Any help is appreciated.
On
Hint. Note that $na-1<\lfloor na\rfloor \leq na $ which implies that $$a-\frac{1}{n}=\frac{na-1}{n}<\frac{\lfloor na\rfloor}{n} \leq \frac{na}{n}=a\implies \left|\frac{\lfloor na\rfloor}{n}-a\right|<\frac{1}{n}.$$
On
Generally, whenever we encounter greatest integer functions, we create a bound for it and try to apply sandwich theorem for the limit.
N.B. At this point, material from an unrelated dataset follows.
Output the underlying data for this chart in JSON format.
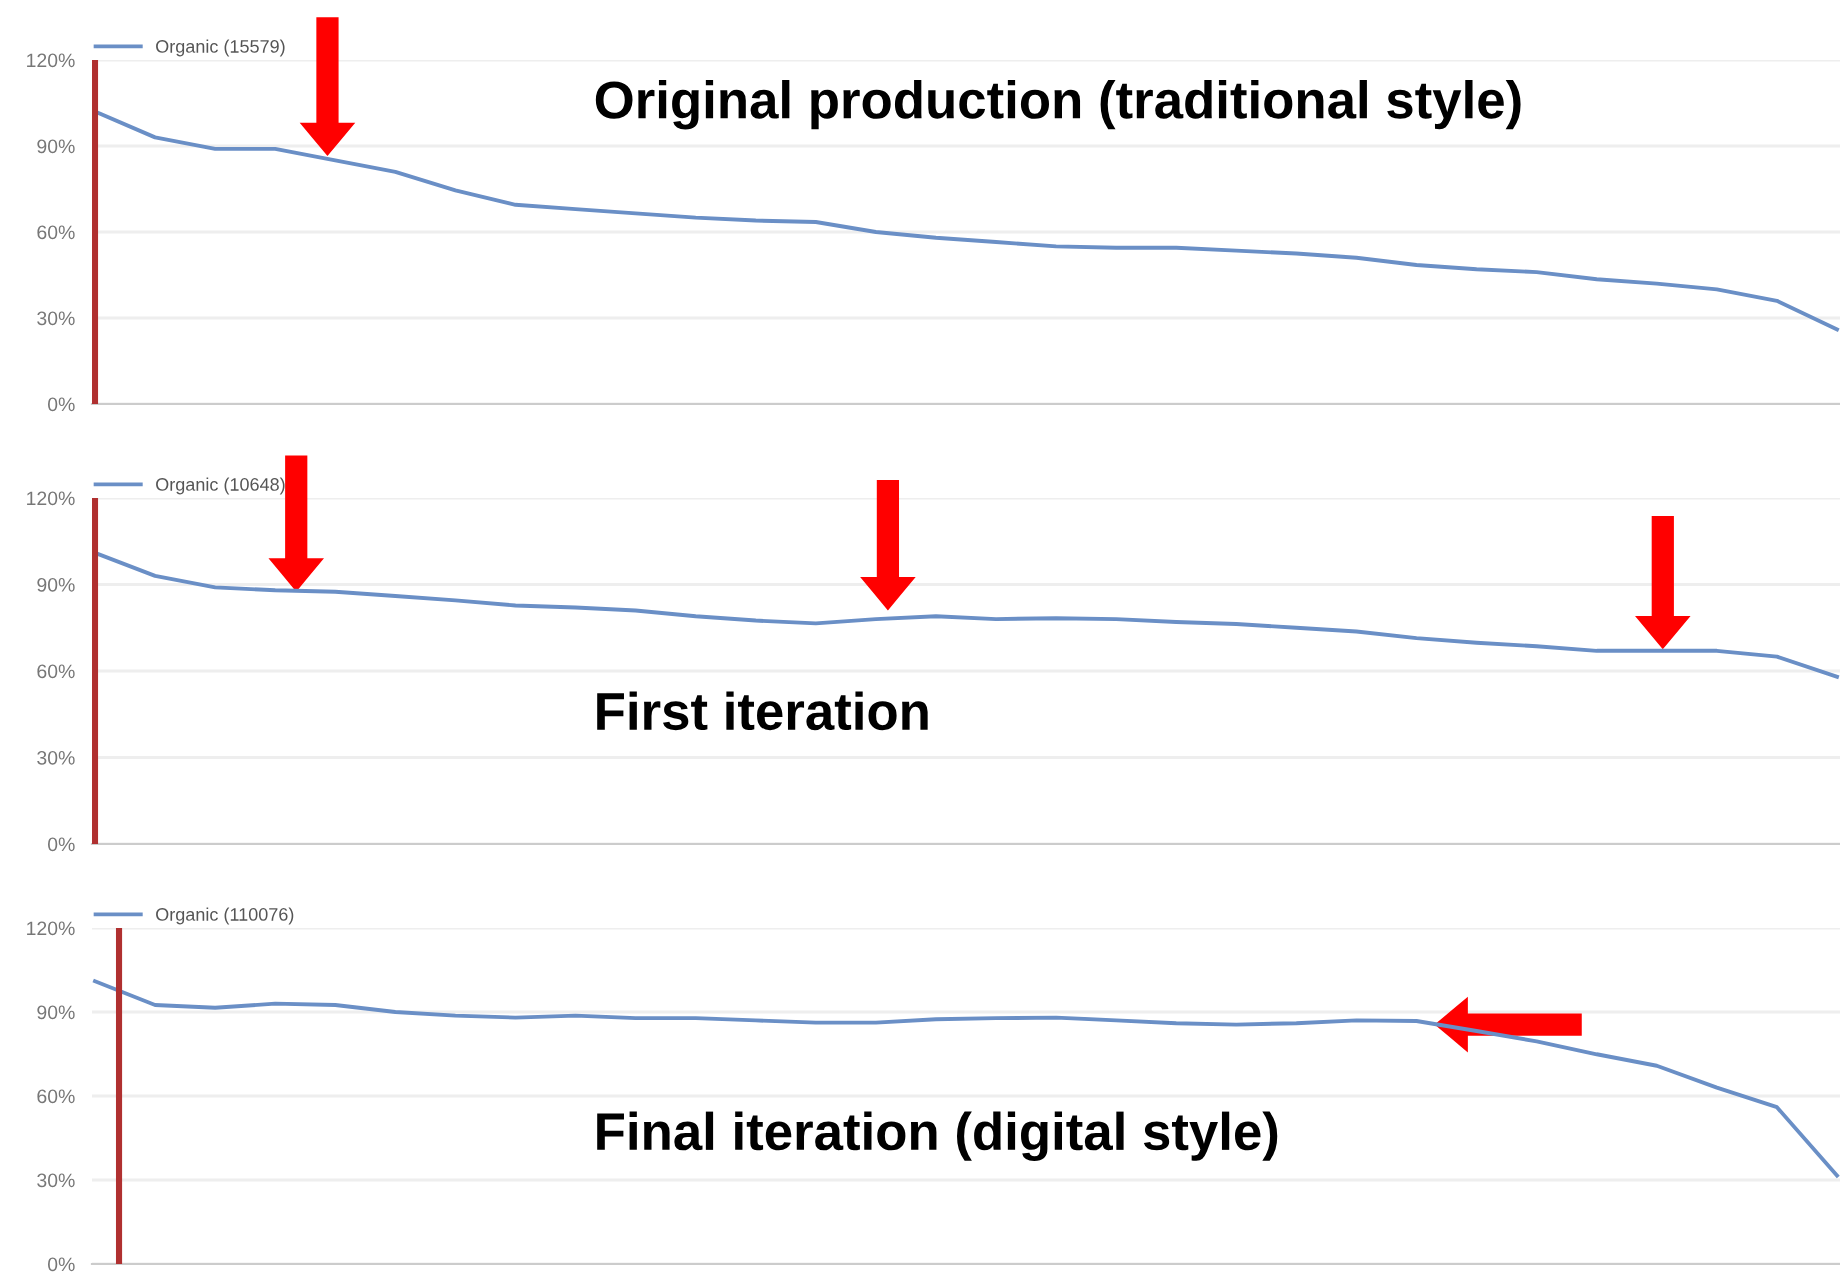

Here, $na-1\le[na]\le na$
On
Since $\forall n,a : na-1 < \lfloor na \rfloor\leq na$ we can write $$ \lfloor na \rfloor na = na - \alpha(n,a) $$ with $\forall a :0 \leq \alpha(n,a) < 1$. Now apply $n(\epsilon)-\epsilon$ definition of limit: Take any given $\epsilon > 0$, and let $n(\epsilon) = \frac2\epsilon$. Then for all $n > n(\epsilon)$, $$ a - \frac{\lfloor na \rfloor}{n} = a - \frac{na - \alpha(n,a)}{n} = a - \left(a - \frac{- \alpha(n,a)}{n}\right) = \frac{ \alpha(n,a)}{n} < \frac{ \alpha(n,a)\epsilon}{2} < \epsilon $$ and also $a - \frac{\lfloor na \rfloor}{n} \geq 0$ so $$\left| a - \frac{\lfloor na \rfloor}{n} \right| < \epsilon$$ thus showing that the desired limit is $a$.
We know that for any $\alpha$, $$\alpha-1<[\alpha]\leq \alpha$$ thus: $$\frac{nx-1}{n}<\frac{[nx]}{n}\leq\frac{nx}{n} $$ Now squeeze to get $$\lim_{n\to\infty}\frac{[nx]}{n}=x $$